The disastrous outbreak of Covid-19 infections in Canadian longterm care facilities was the stimulus for the Globe and Mail health reporter to write this critique of a uniquely Canadian problem in our health care system. From home care services to hospitals, psychiatric facilities, nursing homes, hospices, and various levels of ‘alternative care’ the fragmented, inefficient and bureaucratic systems that have developed over decades are not serving those who need longterm care well.
Picard documents the extent of these problems exceedingly well with many sobering interviews with patients and frustrated families across the country. He goes on to an unflattering comparison of the situation in Canada with that in many other countries, and closes by making sweeping if tentative and sometimes vague recommendations for reforms.
The case for ‘aging in place’ by providing more home care services is at least 35 years old but the inefficiencies in doing so, tangled up in bureaucratic rules are a challenge and few family members faced with a sudden crisis have the savvy to negotiate through the many sites and agencies that are supposedly available to provide care. And the rules in longterm care institutions, whether public or private are no better. “Models of care based on completing as many tasks or procedures as possible in a shift and ticking all the boxes are not how you deliver quality care. We need to move away from regulating the number of scoops of powdered mashed potatoes each resident receives if we want to make progress.” Not included here, but I know that in some palliative care facilities in Ontario, you will be moved out if you fail to die within 30 days. How asinine is that?
The philosophical and ethical issue of providing assistance to those sometimes very rational individuals who want to die, even if not terminally ill, is discussed only briefly. Most old codgers like me still want to at least seem to be doing something useful, and when that is no longer possible, a quiet exit may be totally reasonable. I often think of George Eastman’s (of Eastman Kodak fame) terse suicide note: “My work is done. Why wait?” From an existential point of view, his suicide is completely reasonable, even if we find it repugnant. As for myself, I would like to live just long enough to be sure no one would be too upset at my funeral.

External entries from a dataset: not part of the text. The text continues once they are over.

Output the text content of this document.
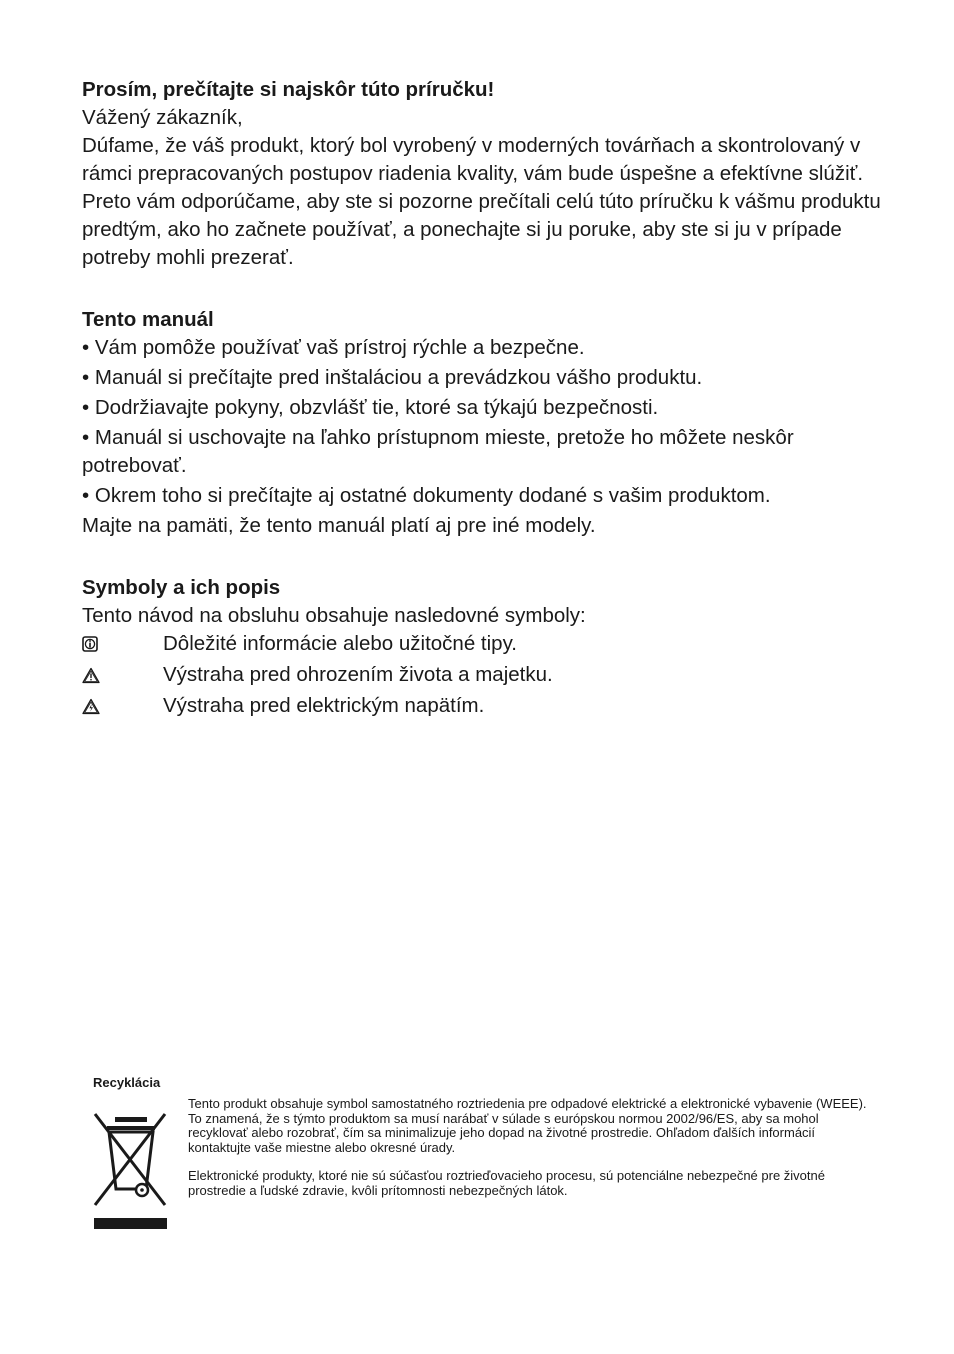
Prosím, prečítajte si najskôr túto príručku!

Vážený zákazník,

Dúfame, že váš produkt, ktorý bol vyrobený v moderných továrňach a skontrolovaný v rámci prepracovaných postupov riadenia kvality, vám bude úspešne a efektívne slúžiť.

Preto vám odporúčame, aby ste si pozorne prečítali celú túto príručku k vášmu produktu predtým, ako ho začnete používať, a ponechajte si ju poruke, aby ste si ju v prípade potreby mohli prezerať.

Tento manuál

• Vám pomôže používať vaš prístroj rýchle a bezpečne.

• Manuál si prečítajte pred inštaláciou a prevádzkou vášho produktu.

• Dodržiavajte pokyny, obzvlášť tie, ktoré sa týkajú bezpečnosti.

• Manuál si uschovajte na ľahko prístupnom mieste, pretože ho môžete neskôr potrebovať.

• Okrem toho si prečítajte aj ostatné dokumenty dodané s vašim produktom.

Majte na pamäti, že tento manuál platí aj pre iné modely.

Symboly a ich popis

Tento návod na obsluhu obsahuje nasledovné symboly:

Dôležité informácie alebo užitočné tipy.
Výstraha pred ohrozením života a majetku.
Výstraha pred elektrickým napätím.

Recyklácia

Tento produkt obsahuje symbol samostatného roztriedenia pre odpadové elektrické a elektronické vybavenie (WEEE).

To znamená, že s týmto produktom sa musí narábať v súlade s európskou normou 2002/96/ES, aby sa mohol recyklovať alebo rozobrať, čím sa minimalizuje jeho dopad na životné prostredie. Ohľadom ďalších informácií kontaktujte vaše miestne alebo okresné úrady.

Elektronické produkty, ktoré nie sú súčasťou roztrieďovacieho procesu, sú potenciálne nebezpečné pre životné prostredie a ľudské zdravie, kvôli prítomnosti nebezpečných látok.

With both personal and professional interactions with Ontario’s frustrating Community Care Access Centre with a more than 30% overhead administrative cost, and having lived and worked in both a chronic care psychiatric hospital and a municipal nursing home during my medical training, I was keen to see how much has changed in the last 55 years (not enough) and how much has remained the same. I can relate one personal example of very inappropriate home care. Just home from having had a cancer operation, I was provided the mandatory nursing visit. The nurse knew nothing about me except my recent surgery, and promptly related that I had not needed that operation, as he could have supplied me with a Mexican drug to cure my cancer. He took only a cursory glance at my surgical wound. My wife’s experience with postoperative home care visits after very radical surgery was just as useless, as no personnel with the specialized help she needed ever arrived, in spite of multiple requests.
With the strong possibility of spending some of my last months or years in a longterm care facility, I read this book with a mixture of dread and hope. I still think that dying at home is vastly overrated and being in some facility where professionals relieve family members of the messy and unpleasant necessary care is far preferable.
This is a well researched, carefully thought out documentary. Highly recommended. Unfortunately, like those of countless other commissions, inquiries and research reports, the recommendations here are likely to be ignored.